Stereotypisierung

Der Blog von Daniel Frey

Vermehrt werden gleichgeschlechtliche Paare auch in der Werbung gezeigt. Und das ist gut so! Dass dies auch schief gehen kann, zeigt die Libero-Werbung, die ein Männerpaar zeigt mit dem Titel «offene Beziehung». Daniel Frey von «hab queer bern» meint, dass dahinter die immer gleichen Stereotypisierungen stecken.

Gleichgeschlechtliche Paare können nun seit ziemlich genau einem Jahr «richtig» heiraten. Entsprechend werden gleichgeschlechtliche Paare vermehrt auch in der Werbung gezeigt. Und das ist doch gut so! Dass dies auch schief gehen kann, zeigt die aktuelle Werbekampagne des Libero-Verkehrsverbundes. Warum wird ausgerechnet beim Sujet mit dem strahlenden Männerpaar das Narrativ «offene Beziehung» gewählt?

Eigentlich steckt doch da die gleiche Stereotypisierung dahinter, wie bei der Begründung, dass Schwule noch immer nicht Blut spenden dürfen: «Schwule sind untreu, haben ständig neue Sexpartner, leben in offenen Beziehungen und stecken sich mit dem HI-Virus an.»

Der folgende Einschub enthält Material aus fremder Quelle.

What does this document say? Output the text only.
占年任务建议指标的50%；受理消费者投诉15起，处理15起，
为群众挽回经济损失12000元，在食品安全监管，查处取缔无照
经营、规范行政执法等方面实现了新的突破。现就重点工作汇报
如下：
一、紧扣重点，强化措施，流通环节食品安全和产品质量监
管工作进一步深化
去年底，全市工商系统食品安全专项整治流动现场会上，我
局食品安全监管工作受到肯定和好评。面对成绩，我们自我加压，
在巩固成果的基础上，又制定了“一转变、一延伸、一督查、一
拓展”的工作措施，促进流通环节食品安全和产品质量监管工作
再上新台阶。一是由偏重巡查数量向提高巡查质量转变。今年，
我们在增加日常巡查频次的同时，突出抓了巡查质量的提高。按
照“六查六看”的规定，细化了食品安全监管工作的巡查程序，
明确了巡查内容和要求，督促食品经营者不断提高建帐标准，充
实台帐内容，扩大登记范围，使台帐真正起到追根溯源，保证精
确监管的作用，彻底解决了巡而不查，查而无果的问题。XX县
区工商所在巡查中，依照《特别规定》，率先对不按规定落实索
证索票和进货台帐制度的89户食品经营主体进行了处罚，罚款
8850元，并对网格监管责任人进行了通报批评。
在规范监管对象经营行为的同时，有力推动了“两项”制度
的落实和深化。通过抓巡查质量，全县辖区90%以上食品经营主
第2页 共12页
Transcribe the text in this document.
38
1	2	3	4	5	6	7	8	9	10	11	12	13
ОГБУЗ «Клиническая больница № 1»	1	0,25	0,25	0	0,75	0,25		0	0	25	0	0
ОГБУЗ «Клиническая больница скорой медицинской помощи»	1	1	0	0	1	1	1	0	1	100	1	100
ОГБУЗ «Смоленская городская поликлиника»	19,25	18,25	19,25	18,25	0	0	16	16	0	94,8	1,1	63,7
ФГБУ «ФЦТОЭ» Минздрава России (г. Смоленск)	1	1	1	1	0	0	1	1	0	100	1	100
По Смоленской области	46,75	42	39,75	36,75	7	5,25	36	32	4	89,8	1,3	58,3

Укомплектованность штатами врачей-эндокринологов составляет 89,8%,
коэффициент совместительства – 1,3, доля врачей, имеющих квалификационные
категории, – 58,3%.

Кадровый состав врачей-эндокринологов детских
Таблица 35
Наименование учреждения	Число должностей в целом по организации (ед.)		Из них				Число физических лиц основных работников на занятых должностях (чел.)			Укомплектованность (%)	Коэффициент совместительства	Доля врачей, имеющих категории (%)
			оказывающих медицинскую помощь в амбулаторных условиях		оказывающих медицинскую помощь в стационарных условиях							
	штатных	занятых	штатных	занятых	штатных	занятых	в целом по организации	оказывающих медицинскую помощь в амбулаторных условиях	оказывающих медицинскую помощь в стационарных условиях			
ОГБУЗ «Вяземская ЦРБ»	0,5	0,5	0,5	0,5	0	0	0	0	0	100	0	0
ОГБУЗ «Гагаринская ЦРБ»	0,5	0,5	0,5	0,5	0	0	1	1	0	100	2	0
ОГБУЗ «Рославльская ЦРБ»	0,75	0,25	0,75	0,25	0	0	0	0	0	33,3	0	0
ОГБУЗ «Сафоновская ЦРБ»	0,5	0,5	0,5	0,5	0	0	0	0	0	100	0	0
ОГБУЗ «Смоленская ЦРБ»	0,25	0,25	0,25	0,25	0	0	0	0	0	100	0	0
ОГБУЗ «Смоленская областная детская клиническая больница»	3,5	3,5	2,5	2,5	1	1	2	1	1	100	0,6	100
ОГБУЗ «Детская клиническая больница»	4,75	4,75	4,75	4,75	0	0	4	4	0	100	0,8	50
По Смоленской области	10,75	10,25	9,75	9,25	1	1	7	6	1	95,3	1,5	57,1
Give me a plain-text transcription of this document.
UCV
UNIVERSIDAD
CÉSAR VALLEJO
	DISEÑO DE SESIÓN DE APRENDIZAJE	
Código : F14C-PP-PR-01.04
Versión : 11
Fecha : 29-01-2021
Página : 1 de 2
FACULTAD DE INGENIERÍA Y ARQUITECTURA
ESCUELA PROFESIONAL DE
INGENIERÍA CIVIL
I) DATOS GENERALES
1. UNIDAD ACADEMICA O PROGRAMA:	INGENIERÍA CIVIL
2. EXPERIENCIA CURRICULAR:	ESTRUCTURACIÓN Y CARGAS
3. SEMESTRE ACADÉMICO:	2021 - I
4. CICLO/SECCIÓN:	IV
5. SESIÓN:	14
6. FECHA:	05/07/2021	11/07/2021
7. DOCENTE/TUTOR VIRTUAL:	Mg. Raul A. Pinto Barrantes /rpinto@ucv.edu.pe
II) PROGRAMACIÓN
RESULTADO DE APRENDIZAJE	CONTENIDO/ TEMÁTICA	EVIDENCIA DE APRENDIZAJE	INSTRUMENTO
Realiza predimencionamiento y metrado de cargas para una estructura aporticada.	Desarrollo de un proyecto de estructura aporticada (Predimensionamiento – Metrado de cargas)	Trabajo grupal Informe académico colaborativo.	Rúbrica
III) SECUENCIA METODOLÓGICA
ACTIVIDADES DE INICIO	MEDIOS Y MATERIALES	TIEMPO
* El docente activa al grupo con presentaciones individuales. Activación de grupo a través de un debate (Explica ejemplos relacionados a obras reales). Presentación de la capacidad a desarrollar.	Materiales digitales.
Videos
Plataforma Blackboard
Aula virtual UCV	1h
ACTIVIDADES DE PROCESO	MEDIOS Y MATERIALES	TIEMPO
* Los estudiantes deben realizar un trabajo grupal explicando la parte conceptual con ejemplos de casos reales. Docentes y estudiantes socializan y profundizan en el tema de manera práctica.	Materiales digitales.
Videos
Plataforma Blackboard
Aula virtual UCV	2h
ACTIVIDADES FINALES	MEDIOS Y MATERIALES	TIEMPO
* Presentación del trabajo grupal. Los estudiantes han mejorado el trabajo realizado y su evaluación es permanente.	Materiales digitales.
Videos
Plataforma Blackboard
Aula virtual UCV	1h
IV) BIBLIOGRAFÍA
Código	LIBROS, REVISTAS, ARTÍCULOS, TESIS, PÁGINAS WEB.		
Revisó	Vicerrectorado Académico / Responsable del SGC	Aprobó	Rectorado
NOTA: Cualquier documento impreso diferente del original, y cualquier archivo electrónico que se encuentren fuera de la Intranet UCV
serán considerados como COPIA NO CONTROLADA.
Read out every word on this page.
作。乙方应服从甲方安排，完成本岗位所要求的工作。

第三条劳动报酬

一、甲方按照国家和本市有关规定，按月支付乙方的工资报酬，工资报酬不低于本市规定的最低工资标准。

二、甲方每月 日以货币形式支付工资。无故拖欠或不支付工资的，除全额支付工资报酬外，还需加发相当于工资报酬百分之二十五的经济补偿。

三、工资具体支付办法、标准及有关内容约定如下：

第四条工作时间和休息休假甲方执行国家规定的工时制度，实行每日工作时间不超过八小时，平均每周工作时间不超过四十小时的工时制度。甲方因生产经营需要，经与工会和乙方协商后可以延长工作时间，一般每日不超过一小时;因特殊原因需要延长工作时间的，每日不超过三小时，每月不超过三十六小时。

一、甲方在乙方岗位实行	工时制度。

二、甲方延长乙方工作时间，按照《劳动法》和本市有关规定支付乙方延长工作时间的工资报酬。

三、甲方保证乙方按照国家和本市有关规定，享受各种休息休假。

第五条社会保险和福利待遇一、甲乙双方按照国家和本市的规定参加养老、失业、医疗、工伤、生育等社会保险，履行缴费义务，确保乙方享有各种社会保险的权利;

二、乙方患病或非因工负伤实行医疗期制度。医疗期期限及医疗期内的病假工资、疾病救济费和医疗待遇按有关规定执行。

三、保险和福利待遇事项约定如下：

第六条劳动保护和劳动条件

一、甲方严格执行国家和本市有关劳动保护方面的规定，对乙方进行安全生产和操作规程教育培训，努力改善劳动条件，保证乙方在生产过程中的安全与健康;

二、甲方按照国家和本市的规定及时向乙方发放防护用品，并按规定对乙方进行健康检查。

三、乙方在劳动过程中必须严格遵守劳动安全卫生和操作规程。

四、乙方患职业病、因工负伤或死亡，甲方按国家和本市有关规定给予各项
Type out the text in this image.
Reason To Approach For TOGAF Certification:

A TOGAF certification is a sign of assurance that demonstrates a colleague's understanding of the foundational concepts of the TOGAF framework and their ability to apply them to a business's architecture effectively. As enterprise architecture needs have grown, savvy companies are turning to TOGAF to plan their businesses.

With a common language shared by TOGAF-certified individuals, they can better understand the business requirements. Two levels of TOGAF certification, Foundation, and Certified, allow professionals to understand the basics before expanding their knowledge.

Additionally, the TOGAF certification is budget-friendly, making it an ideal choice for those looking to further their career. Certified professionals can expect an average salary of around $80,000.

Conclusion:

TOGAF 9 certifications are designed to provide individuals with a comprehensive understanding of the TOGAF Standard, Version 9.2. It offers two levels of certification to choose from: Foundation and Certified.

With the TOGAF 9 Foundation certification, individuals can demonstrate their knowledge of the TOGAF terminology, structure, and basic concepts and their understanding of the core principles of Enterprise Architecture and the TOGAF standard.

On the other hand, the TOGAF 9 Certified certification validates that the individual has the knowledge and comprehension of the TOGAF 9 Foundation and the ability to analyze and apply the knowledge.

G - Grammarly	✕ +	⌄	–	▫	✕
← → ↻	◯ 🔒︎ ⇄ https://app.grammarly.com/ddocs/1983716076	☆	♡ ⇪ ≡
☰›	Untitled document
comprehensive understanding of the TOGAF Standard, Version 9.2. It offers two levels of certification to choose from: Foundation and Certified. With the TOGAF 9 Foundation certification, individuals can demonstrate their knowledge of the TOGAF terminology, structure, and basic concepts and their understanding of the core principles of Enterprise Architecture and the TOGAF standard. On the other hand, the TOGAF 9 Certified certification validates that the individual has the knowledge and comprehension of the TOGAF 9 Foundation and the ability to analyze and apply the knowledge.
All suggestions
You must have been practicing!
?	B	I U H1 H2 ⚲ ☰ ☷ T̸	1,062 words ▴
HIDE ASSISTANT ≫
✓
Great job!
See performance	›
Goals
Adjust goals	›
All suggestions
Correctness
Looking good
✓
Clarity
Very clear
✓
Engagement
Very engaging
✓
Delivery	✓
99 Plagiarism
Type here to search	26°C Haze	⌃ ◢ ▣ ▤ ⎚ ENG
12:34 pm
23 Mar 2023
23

Vor zwei Monaten ist ein langjähriges Mitglied aus unserem Verein ausgetreten. Er könne sich mit der Woke- und Cancel-Culture – «welche leider auch LGBTIQ-Organisationen durchdringt» – nicht mehr identifizieren. Und auch im Zusammenhang mit der Libero-Werbung höre ich schon munkeln, dass da ja «was» dran sei. Dies kann sogar sein! Aber offene Beziehungen können auch heterosexuelle Menschen leben.

Wie wichtig es aber ist, «woke» zu sein, also wachsam für bestimmte gesellschaftliche und soziale Probleme, beweist die «Genderdebatte», die «nicht geführt» werde. Stattdessen würden die «schrillen Forderungen der LGBTIQ-Community bei der Umgestaltung der Gesellschaft zu einer Meinungsdiktatur» gefördert.

Der Vorwurf der «schrillen Forderungen» war auch im «Club» des Schweizer Fernsehens vom 30. Mai immer wieder (gebetsmühlenartig) zu hören. Unter der Leitung von Barbara Lüthi diskutierten – wie in einer Arena – «Befürworter*innen» und «Gegner*innen» (?) über die Sichtbarkeit von trans und nichtbinären Personen. Nach der Sendung schrieb Sascha Rijkeboer als Fazit zur Teilnahme in der Sendung: «Da in diesem künstlichen Raum zu sitzen und all diese gewaltschürende Rhetorik zu hören, in meiner ganzen Existenz angegriffen zu werden, das drehte mir den Magen um.»

Ob es nun um einen «Gender-Tag» an einer Schule, um eine Drag-Märchenstunde, den Genderstern oder die «Klimahysterie» geht, das Schema ist dabei immer gleich: Absurde Sachen aufzählen und darauf vertrauen, dass die Leute das merkwürdig, absurd, gefährlich finden und dann die Freiheitskarte spielen – um letztlich den Staat dafür verantwortlich zu machen.

Dabei wird davon ausgegangen, dass sowohl Moral und Diskriminierung zur persönlichen Meinungsäusserung gehöre – und auch der Staat nicht vorgeben dürfe, was moralisch oder diskriminierend sei. Daher werden Anti-Diskriminierungsgesetze auch als Einschränkung der Meinungsfreiheit – ja sogar als eine «Bevorzugung einer Minderheit» – betrachtet. Oder die Geschlechterdiversität wird als «das Wahnhafte des Zeitgeistes» bezeichnet – ohne allerdings zu erwähnen, dass die Geschlechterdiversität durch die Naturwissenschaft längst bestätigt worden ist. Und auch die Behauptung, dass Kinder durch die Ideologie der Eltern und Lehrpersonen trans gemacht würden, ist völlig irrational.

Dahinter steht nichts anderes als grosse Aufregung, falsche Fakten und nebulöse Angstmacherei. Ist das eine seriöse Debatte?